No quintal, na varanda ou até em pequenos vasos espalhados pela casa, o verde tem ocupado cada vez mais espaço na rotina de quem busca acolhimento, calmaria, equilíbrio e bem-estar. Cuidar de plantas, além de embelezar o ambiente, virou uma forma silenciosa e poderosa de cuidar da saúde mental. A jardinagem, para muitos, funciona como terapia: tranquiliza a mente, ensina a ter paciência e promove uma conexão com o tempo presente, o que é algo raro nos dias de hoje, com tanta correria, excesso de telas e redes sociais.
A psicologia já reconhece os benefícios emocionais do contato com a natureza. Regar, podar, replantar ou simplesmente observar uma folhinha nova nascendo são gestos que ajudam a desacelerar os pensamentos, aliviar o estresse e reduzir sintomas de ansiedade.

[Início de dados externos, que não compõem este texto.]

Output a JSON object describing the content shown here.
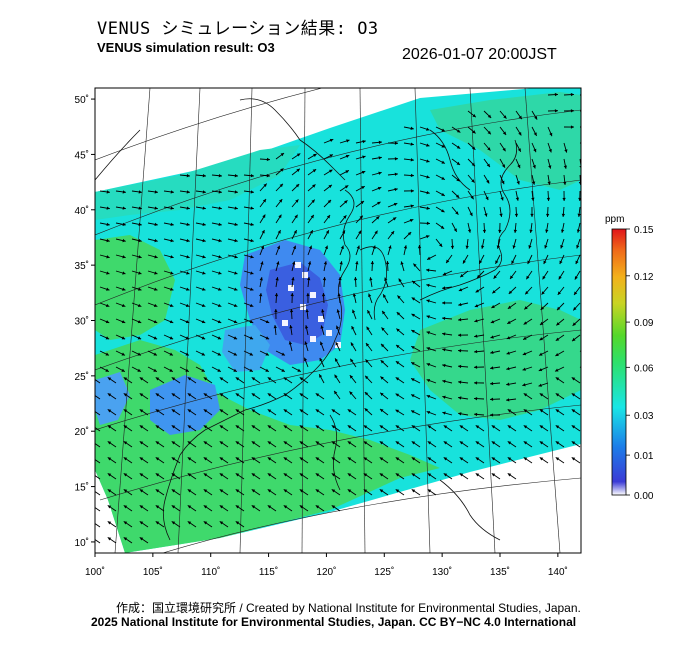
{
  "header": {
    "title_jp": "VENUS シミュレーション結果: O3",
    "title_en": "VENUS simulation result: O3",
    "timestamp": "2026-01-07 20:00JST"
  },
  "map": {
    "lon_ticks": [
      "100˚",
      "105˚",
      "110˚",
      "115˚",
      "120˚",
      "125˚",
      "130˚",
      "135˚",
      "140˚"
    ],
    "lat_ticks": [
      "50˚",
      "45˚",
      "40˚",
      "35˚",
      "30˚",
      "25˚",
      "20˚",
      "15˚",
      "10˚"
    ],
    "lon_range": [
      100,
      142
    ],
    "lat_range": [
      9,
      51
    ]
  },
  "colorbar": {
    "unit": "ppm",
    "labels": [
      "0.15",
      "0.12",
      "0.09",
      "0.06",
      "0.03",
      "0.01",
      "0.00"
    ],
    "colors": [
      "#e0151b",
      "#f48f1a",
      "#d4d321",
      "#40d634",
      "#19e6e6",
      "#1a5fe0",
      "#ffffff"
    ]
  },
  "footer": {
    "credit": "作成：国立環境研究所 / Created by National Institute for Environmental Studies, Japan.",
    "copyright": "2025 National Institute for Environmental Studies, Japan. CC BY−NC 4.0 International"
  }
}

Em consultórios, não é raro que terapeutas recomendem atividades como a jardinagem para pessoas em momentos de luto, solidão ou recomeços. É um jeito de cuidar de algo fora de si e, ao mesmo tempo, se reconectar consigo mesmo.
Seja no cultivo de ervas aromáticas, flores ornamentais ou folhagens tropicais, o gesto de plantar e cuidar tem um simbolismo poderoso: o de que é possível florescer, mesmo nos dias mais nublados. E em cada broto novo, há também uma metáfora silenciosa sobre esperança, tempo e paciência. Porque, no fim das contas, quem cuida de plantas também aprende a cuidar de si.

De acordo com a psicóloga Ellen Quintela, o cultivo de plantas implica no contato constante e cotidiano com a natureza, o que, de acordo com estudos realizados em adultos, diminui em 70% a chance de desenvolver sintomas de estresse, ansiedade e depressão.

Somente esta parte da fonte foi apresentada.